Location
M Shed, Princes Wharf
Sandbach Tinne was part of a multi-national conglomerate in the 19th century, that monopolised much of the lucrative Demerara sugar trade. Their influence on the British empire is only just beginning to emerge. Genealogical research by Malik Al Nasir (PhD Candidate, University of Cambridge – St Catharine’s College) uncovered their web of mercantile interests, from enslavement of Africans, to the indentureship of Asians, from 1780 onwards. The company only ceased trading in 1975. Many of the institutions, business subsidiaries, brands and legacies they spawned, still exist to this day in some form. The Bank of Liverpool, the Liverpool Royal Institution, the Liverpool Atheneum, the Liverpool Botanical Gardens, Demerara Distillers, the Saville Row Gin Company, the Liverpool News Exchange, the Aigburth Hall Estate, the town of Seaforth and the Liverpool Manchester Railway Company, are just a few of the entities that were founded by Sandbach Tinne family members.
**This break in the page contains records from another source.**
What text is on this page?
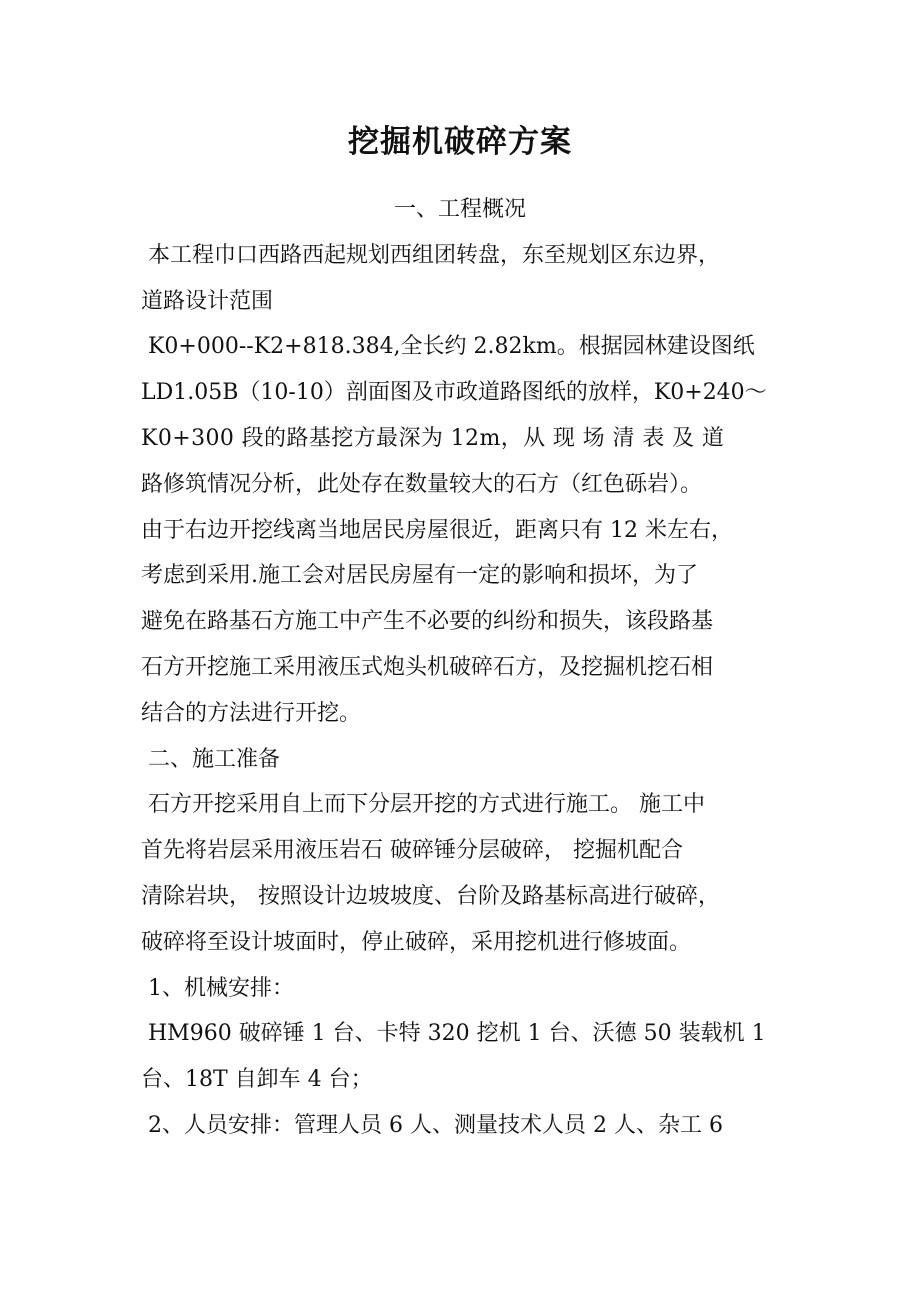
挖掘机破碎方案
一、工程概况
本工程巾口西路西起规划西组团转盘，东至规划区东边界，
道路设计范围
K0+000--K2+818.384,全长约 2.82km。根据园林建设图纸
LD1.05B（10-10）剖面图及市政道路图纸的放样，K0+240～
K0+300 段的路基挖方最深为 12m，从 现 场 清 表 及 道
路修筑情况分析，此处存在数量较大的石方（红色砾岩）。
由于右边开挖线离当地居民房屋很近，距离只有 12 米左右，
考虑到采用.施工会对居民房屋有一定的影响和损坏，为了
避免在路基石方施工中产生不必要的纠纷和损失，该段路基
石方开挖施工采用液压式炮头机破碎石方，及挖掘机挖石相
结合的方法进行开挖。
二、施工准备
石方开挖采用自上而下分层开挖的方式进行施工。 施工中
首先将岩层采用液压岩石 破碎锤分层破碎， 挖掘机配合
清除岩块， 按照设计边坡坡度、台阶及路基标高进行破碎，
破碎将至设计坡面时，停止破碎，采用挖机进行修坡面。
1、机械安排：
HM960 破碎锤 1 台、卡特 320 挖机 1 台、沃德 50 装载机 1
台、18T 自卸车 4 台；
2、人员安排：管理人员 6 人、测量技术人员 2 人、杂工 6
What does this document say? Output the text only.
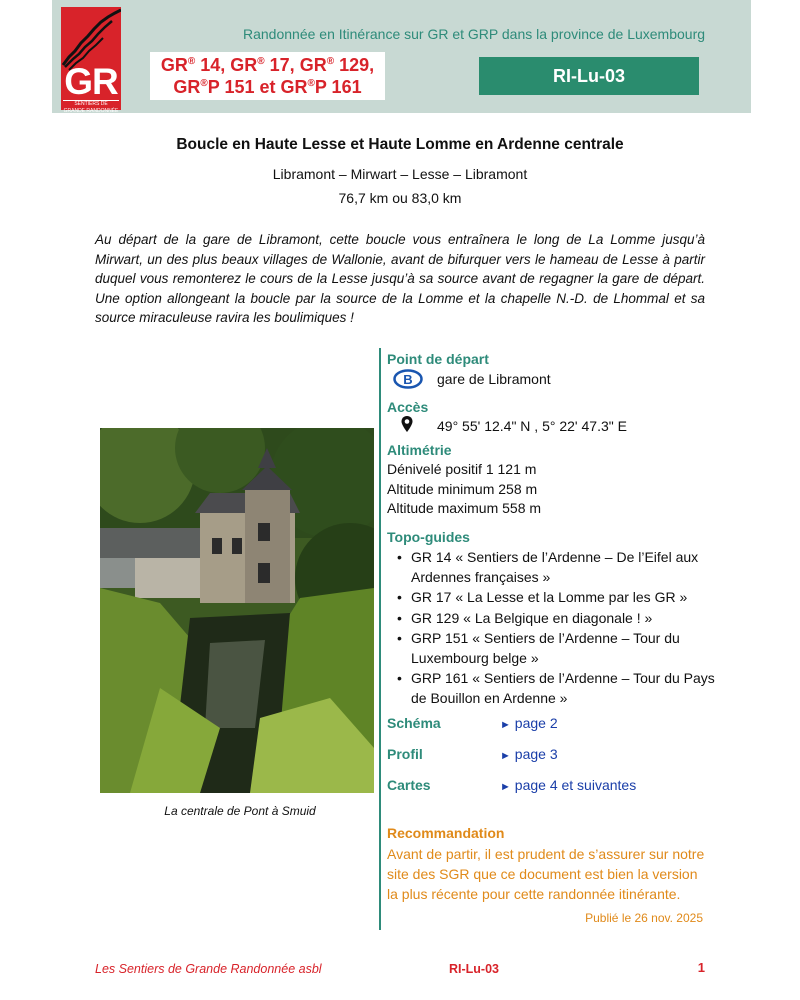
GR
SENTIERS DE GRANDE RANDONNÉE
Randonnée en Itinérance sur GR et GRP dans la province de Luxembourg
GR® 14, GR® 17, GR® 129,
GR®P 151 et GR®P 161
RI-Lu-03
Boucle en Haute Lesse et Haute Lomme en Ardenne centrale
Libramont – Mirwart – Lesse – Libramont
76,7 km ou 83,0 km

Au départ de la gare de Libramont, cette boucle vous entraînera le long de La Lomme jusqu’à Mirwart, un des plus beaux villages de Wallonie, avant de bifurquer vers le hameau de Lesse à partir duquel vous remonterez le cours de la Lesse jusqu’à sa source avant de regagner la gare de départ. Une option allongeant la boucle par la source de la Lomme et la chapelle N.-D. de Lhommal et sa source miraculeuse ravira les boulimiques !

La centrale de Pont à Smuid
Point de départ
B gare de Libramont
Accès
49° 55' 12.4" N , 5° 22' 47.3" E
Altimétrie
Dénivelé positif 1 121 m
Altitude minimum 258 m
Altitude maximum 558 m
Topo-guides
• GR 14 « Sentiers de l’Ardenne – De l’Eifel aux Ardennes françaises »
• GR 17 « La Lesse et la Lomme par les GR »
• GR 129 « La Belgique en diagonale ! »
• GRP 151 « Sentiers de l’Ardenne – Tour du Luxembourg belge »
• GRP 161 « Sentiers de l’Ardenne – Tour du Pays de Bouillon en Ardenne »
Schéma	► page 2
Profil	► page 3
Cartes	► page 4 et suivantes
Recommandation
Avant de partir, il est prudent de s’assurer sur notre site des SGR que ce document est bien la version la plus récente pour cette randonnée itinérante.
Publié le 26 nov. 2025
Les Sentiers de Grande Randonnée asbl	RI-Lu-03	1
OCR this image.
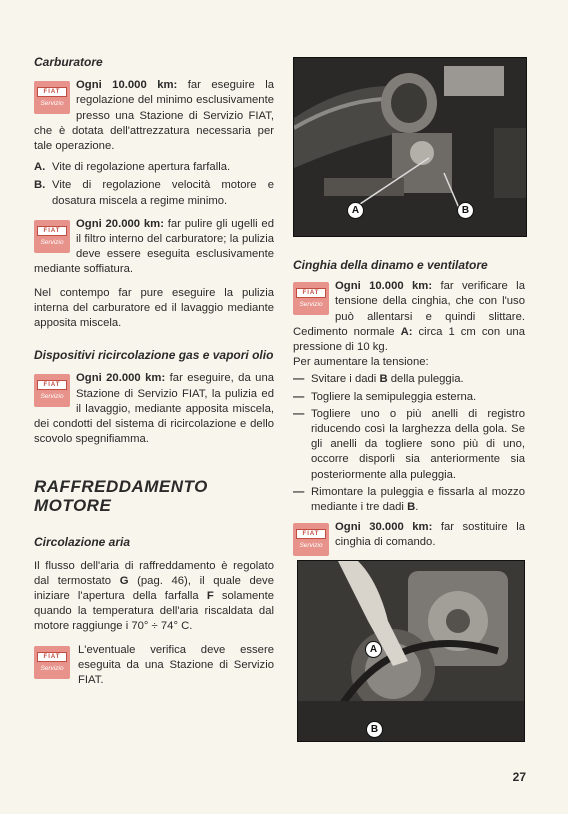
Carburatore
FIAT
Servizio

Ogni 10.000 km: far eseguire la regolazione del minimo esclusivamente presso una Stazione di Servizio FIAT, che è dotata dell'attrezzatura necessaria per tale operazione.

A. Vite di regolazione apertura farfalla.

B. Vite di regolazione velocità motore e dosatura miscela a regime minimo.

FIAT
Servizio

Ogni 20.000 km: far pulire gli ugelli ed il filtro interno del carburatore; la pulizia deve essere eseguita esclusivamente mediante soffiatura.

Nel contempo far pure eseguire la pulizia interna del carburatore ed il lavaggio mediante apposita miscela.

Dispositivi ricircolazione gas e vapori olio
FIAT
Servizio

Ogni 20.000 km: far eseguire, da una Stazione di Servizio FIAT, la pulizia ed il lavaggio, mediante apposita miscela, dei condotti del sistema di ricircolazione e dello scovolo spegnifiamma.

RAFFREDDAMENTO MOTORE
Circolazione aria

Il flusso dell'aria di raffreddamento è regolato dal termostato G (pag. 46), il quale deve iniziare l'apertura della farfalla F solamente quando la temperatura dell'aria riscaldata dal motore raggiunge i 70° ÷ 74° C.

FIAT
Servizio

L'eventuale verifica deve essere eseguita da una Stazione di Servizio FIAT.

A	B
Cinghia della dinamo e ventilatore
FIAT
Servizio

Ogni 10.000 km: far verificare la tensione della cinghia, che con l'uso può allentarsi e quindi slittare. Cedimento normale A: circa 1 cm con una pressione di 10 kg.

Per aumentare la tensione:

— Svitare i dadi B della puleggia.

— Togliere la semipuleggia esterna.

— Togliere uno o più anelli di registro riducendo così la larghezza della gola. Se gli anelli da togliere sono più di uno, occorre disporli sia anteriormente sia posteriormente alla puleggia.

— Rimontare la puleggia e fissarla al mozzo mediante i tre dadi B.

FIAT
Servizio

Ogni 30.000 km: far sostituire la cinghia di comando.

A
B
27
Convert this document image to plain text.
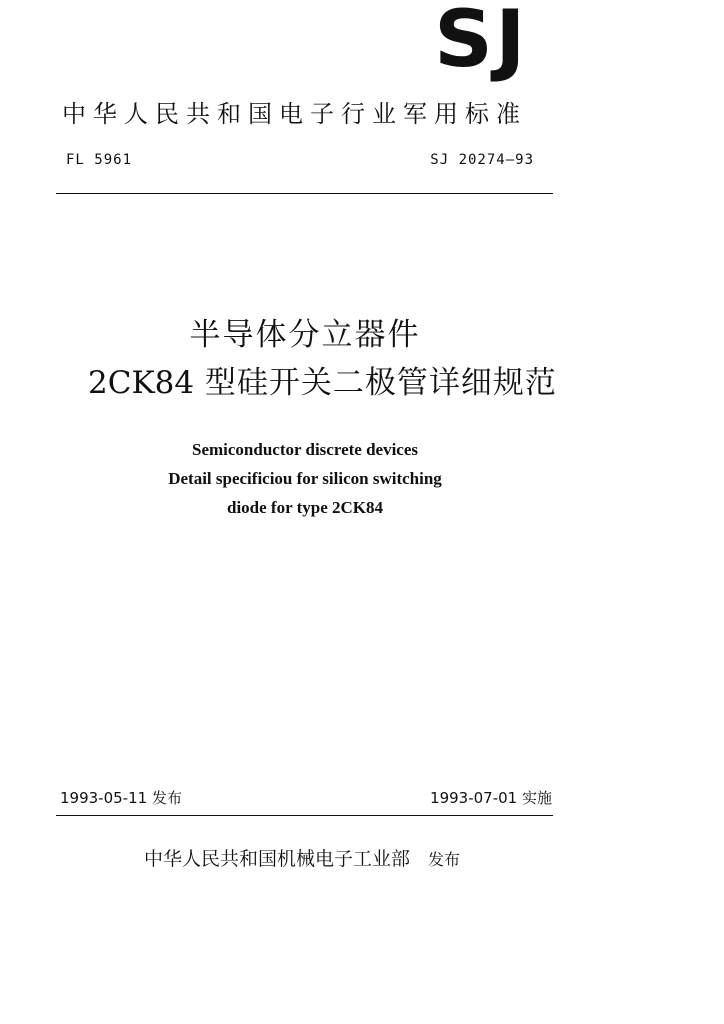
SJ
中华人民共和国电子行业军用标准
FL 5961	SJ 20274—93
半导体分立器件
2CK84 型硅开关二极管详细规范
Semiconductor discrete devices
Detail specificiou for silicon switching
diode for type 2CK84
1993-05-11 发布	1993-07-01 实施
中华人民共和国机械电子工业部 发布
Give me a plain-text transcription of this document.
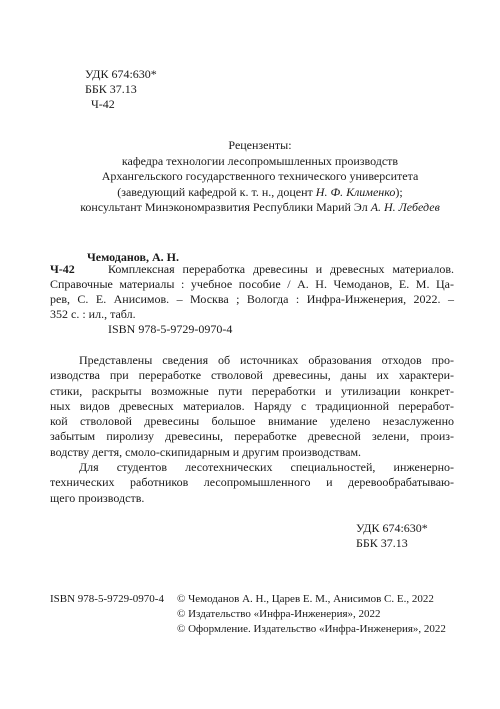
УДК 674:630*
ББК 37.13
Ч-42
Рецензенты:
кафедра технологии лесопромышленных производств
Архангельского государственного технического университета
(заведующий кафедрой к. т. н., доцент Н. Ф. Клименко);
консультант Минэкономразвития Республики Марий Эл А. Н. Лебедев
Чемоданов, А. Н.
Ч-42	Комплексная переработка древесины и древесных материалов.
Справочные материалы : учебное пособие / А. Н. Чемоданов, Е. М. Ца-
рев, С. Е. Анисимов. – Москва ; Вологда : Инфра-Инженерия, 2022. –
352 с. : ил., табл.
ISBN 978-5-9729-0970-4
Представлены сведения об источниках образования отходов про-
изводства при переработке стволовой древесины, даны их характери-
стики, раскрыты возможные пути переработки и утилизации конкрет-
ных видов древесных материалов. Наряду с традиционной переработ-
кой стволовой древесины большое внимание уделено незаслуженно
забытым пиролизу древесины, переработке древесной зелени, произ-
водству дегтя, смоло-скипидарным и другим производствам.
Для студентов лесотехнических специальностей, инженерно-
технических работников лесопромышленного и деревообрабатываю-
щего производств.
УДК 674:630*
ББК 37.13
ISBN 978-5-9729-0970-4 © Чемоданов А. Н., Царев Е. М., Анисимов С. Е., 2022
© Издательство «Инфра-Инженерия», 2022
© Оформление. Издательство «Инфра-Инженерия», 2022
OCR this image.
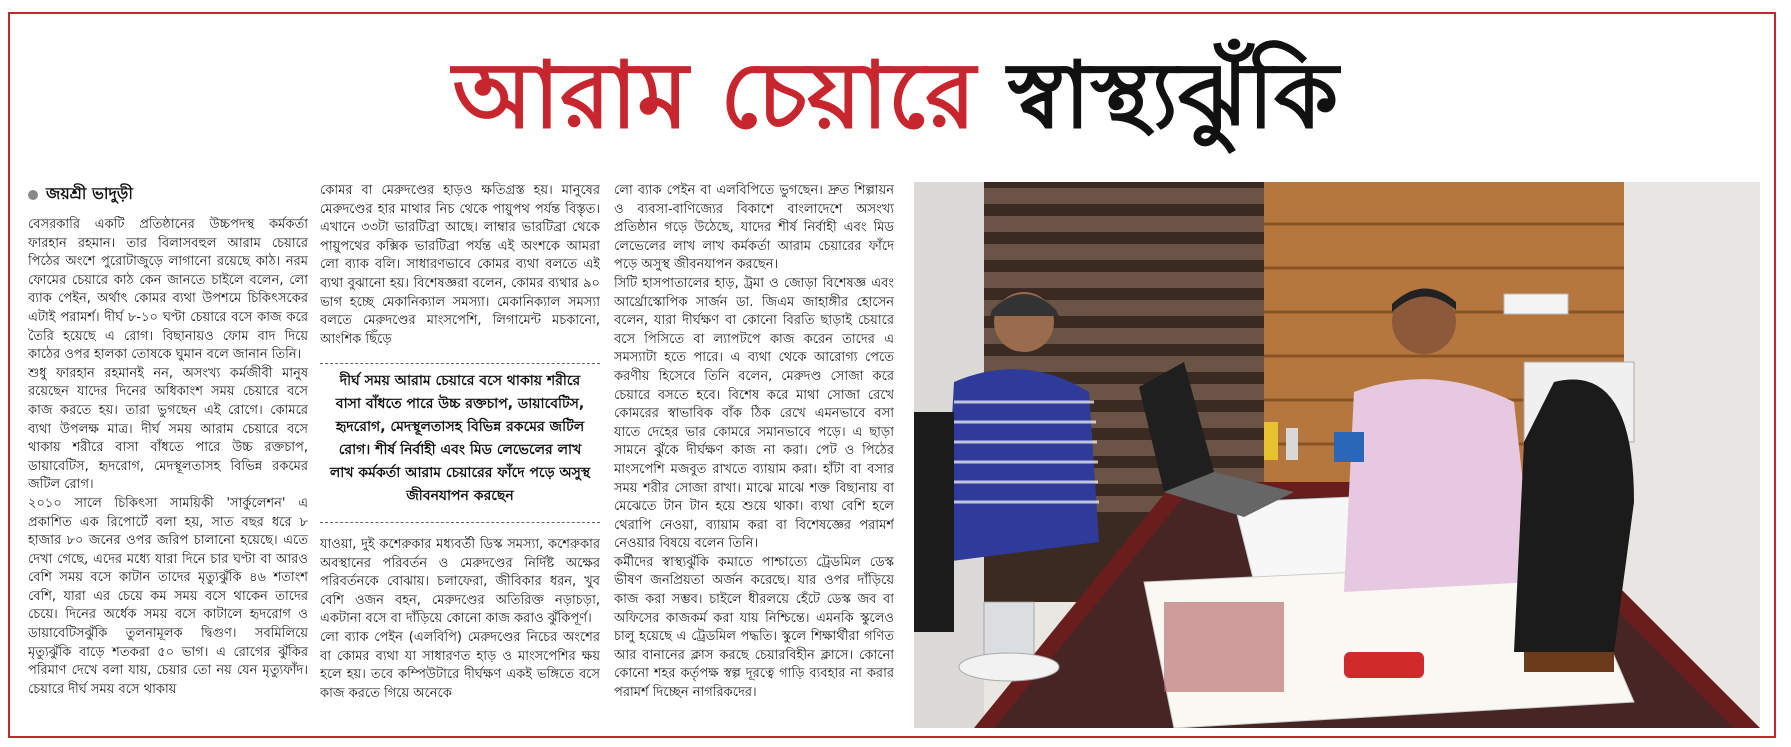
আরাম চেয়ারে স্বাস্থ্যঝুঁকি
জয়শ্রী ভাদুড়ী

বেসরকারি একটি প্রতিষ্ঠানের উচ্চপদস্থ কর্মকর্তা ফারহান রহমান। তার বিলাসবহুল আরাম চেয়ারে পিঠের অংশে পুরোটাজুড়ে লাগানো রয়েছে কাঠ। নরম ফোমের চেয়ারে কাঠ কেন জানতে চাইলে বলেন, লো ব্যাক পেইন, অর্থাৎ কোমর ব্যথা উপশমে চিকিৎসকের এটাই পরামর্শ। দীর্ঘ ৮-১০ ঘণ্টা চেয়ারে বসে কাজ করে তৈরি হয়েছে এ রোগ। বিছানায়ও ফোম বাদ দিয়ে কাঠের ওপর হালকা তোষকে ঘুমান বলে জানান তিনি।

শুধু ফারহান রহমানই নন, অসংখ্য কর্মজীবী মানুষ রয়েছেন যাদের দিনের অধিকাংশ সময় চেয়ারে বসে কাজ করতে হয়। তারা ভুগছেন এই রোগে। কোমরে ব্যথা উপলক্ষ মাত্র। দীর্ঘ সময় আরাম চেয়ারে বসে থাকায় শরীরে বাসা বাঁধতে পারে উচ্চ রক্তচাপ, ডায়াবেটিস, হৃদরোগ, মেদস্থূলতাসহ বিভিন্ন রকমের জটিল রোগ।

২০১০ সালে চিকিৎসা সাময়িকী 'সার্কুলেশন' এ প্রকাশিত এক রিপোর্টে বলা হয়, সাত বছর ধরে ৮ হাজার ৮০ জনের ওপর জরিপ চালানো হয়েছে। এতে দেখা গেছে, এদের মধ্যে যারা দিনে চার ঘণ্টা বা আরও বেশি সময় বসে কাটান তাদের মৃত্যুঝুঁকি ৪৬ শতাংশ বেশি, যারা এর চেয়ে কম সময় বসে থাকেন তাদের চেয়ে। দিনের অর্ধেক সময় বসে কাটালে হৃদরোগ ও ডায়াবেটিসঝুঁকি তুলনামূলক দ্বিগুণ। সবমিলিয়ে মৃত্যুঝুঁকি বাড়ে শতকরা ৫০ ভাগ। এ রোগের ঝুঁকির পরিমাণ দেখে বলা যায়, চেয়ার তো নয় যেন মৃত্যুফাঁদ। চেয়ারে দীর্ঘ সময় বসে থাকায়

কোমর বা মেরুদণ্ডের হাড়ও ক্ষতিগ্রস্ত হয়। মানুষের মেরুদণ্ডের হার মাথার নিচ থেকে পায়ুপথ পর্যন্ত বিস্তৃত। এখানে ৩৩টা ভারটিব্রা আছে। লাম্বার ভারটিব্রা থেকে পায়ুপথের কক্সিক ভারটিব্রা পর্যন্ত এই অংশকে আমরা লো ব্যাক বলি। সাধারণভাবে কোমর ব্যথা বলতে এই ব্যথা বুঝানো হয়। বিশেষজ্ঞরা বলেন, কোমর ব্যথার ৯০ ভাগ হচ্ছে মেকানিক্যাল সমস্যা। মেকানিক্যাল সমস্যা বলতে মেরুদণ্ডের মাংসপেশি, লিগামেন্ট মচকানো, আংশিক ছিঁড়ে

দীর্ঘ সময় আরাম চেয়ারে বসে থাকায় শরীরে বাসা বাঁধতে পারে উচ্চ রক্তচাপ, ডায়াবেটিস, হৃদরোগ, মেদস্থূলতাসহ বিভিন্ন রকমের জটিল রোগ। শীর্ষ নির্বাহী এবং মিড লেভেলের লাখ লাখ কর্মকর্তা আরাম চেয়ারের ফাঁদে পড়ে অসুস্থ জীবনযাপন করছেন

যাওয়া, দুই কশেরুকার মধ্যবর্তী ডিস্ক সমস্যা, কশেরুকার অবস্থানের পরিবর্তন ও মেরুদণ্ডের নির্দিষ্ট অক্ষের পরিবর্তনকে বোঝায়। চলাফেরা, জীবিকার ধরন, খুব বেশি ওজন বহন, মেরুদণ্ডের অতিরিক্ত নড়াচড়া, একটানা বসে বা দাঁড়িয়ে কোনো কাজ করাও ঝুঁকিপূর্ণ।

লো ব্যাক পেইন (এলবিপি) মেরুদণ্ডের নিচের অংশের বা কোমর ব্যথা যা সাধারণত হাড় ও মাংসপেশির ক্ষয় হলে হয়। তবে কম্পিউটারে দীর্ঘক্ষণ একই ভঙ্গিতে বসে কাজ করতে গিয়ে অনেকে

লো ব্যাক পেইন বা এলবিপিতে ভুগছেন। দ্রুত শিল্পায়ন ও ব্যবসা-বাণিজ্যের বিকাশে বাংলাদেশে অসংখ্য প্রতিষ্ঠান গড়ে উঠেছে, যাদের শীর্ষ নির্বাহী এবং মিড লেভেলের লাখ লাখ কর্মকর্তা আরাম চেয়ারের ফাঁদে পড়ে অসুস্থ জীবনযাপন করছেন।

সিটি হাসপাতালের হাড়, ট্রমা ও জোড়া বিশেষজ্ঞ এবং আর্থ্রোস্কোপিক সার্জন ডা. জিএম জাহাঙ্গীর হোসেন বলেন, যারা দীর্ঘক্ষণ বা কোনো বিরতি ছাড়াই চেয়ারে বসে পিসিতে বা ল্যাপটপে কাজ করেন তাদের এ সমস্যাটা হতে পারে। এ ব্যথা থেকে আরোগ্য পেতে করণীয় হিসেবে তিনি বলেন, মেরুদণ্ড সোজা করে চেয়ারে বসতে হবে। বিশেষ করে মাথা সোজা রেখে কোমরের স্বাভাবিক বাঁক ঠিক রেখে এমনভাবে বসা যাতে দেহের ভার কোমরে সমানভাবে পড়ে। এ ছাড়া সামনে ঝুঁকে দীর্ঘক্ষণ কাজ না করা। পেট ও পিঠের মাংসপেশি মজবুত রাখতে ব্যায়াম করা। হাঁটা বা বসার সময় শরীর সোজা রাখা। মাঝে মাঝে শক্ত বিছানায় বা মেঝেতে টান টান হয়ে শুয়ে থাকা। ব্যথা বেশি হলে থেরাপি নেওয়া, ব্যায়াম করা বা বিশেষজ্ঞের পরামর্শ নেওয়ার বিষয়ে বলেন তিনি।

কর্মীদের স্বাস্থ্যঝুঁকি কমাতে পাশ্চাত্যে ট্রেডমিল ডেস্ক ভীষণ জনপ্রিয়তা অর্জন করেছে। যার ওপর দাঁড়িয়ে কাজ করা সম্ভব। চাইলে ধীরলয়ে হেঁটে ডেস্ক জব বা অফিসের কাজকর্ম করা যায় নিশ্চিন্তে। এমনকি স্কুলেও চালু হয়েছে এ ট্রেডমিল পদ্ধতি। স্কুলে শিক্ষার্থীরা গণিত আর বানানের ক্লাস করছে চেয়ারবিহীন ক্লাসে। কোনো কোনো শহর কর্তৃপক্ষ স্বল্প দূরত্বে গাড়ি ব্যবহার না করার পরামর্শ দিচ্ছেন নাগরিকদের।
This conference, born out of ‘Sandbach Tinne Project’ (https://www.cdh.cam.ac.uk/media/blog/the-sandbach-tinne-programme/) has been co-curated by Malik Al Nasir and Yesternight Productions, with University of Bristol, to bring together a group of academics and community researchers, who study various aspects of the families and business entities that intersected with the “House” – as Sandbach Tinne was known – with a view to identifying objects, ephemera and relics of this conglomerate for digitising, in order to tell an epic story of the British empire which has not yet been told through research papers, interactive and physical exhibits.
Bristol Digital Futures Institute at University of Bristol, are hosting the event at the M-Shed on Bristols waterfront, with panel discussions, moderated Q & A’s and presentations, to inform the public but also a group of strategic partners in the ‘Sandbach Tinne Project’, who hold Sandbach Tinne related collections – or are researching them – as to the scope and scale of both the collections, and the influence of this long forgotten titan of the British empire.
Speakers include; David Alston, (Slaves & Highlanders), Ged O’Brian (Founder of the Scottish Football Museum), Mylynka Kilgore Cardona (Asst. Prof. Texas A&M University-Commerce) who’s thesis was on The Six Lives of Alexine Tinne and Malik Al Nasir (PhD Candidate at University of Cambridge).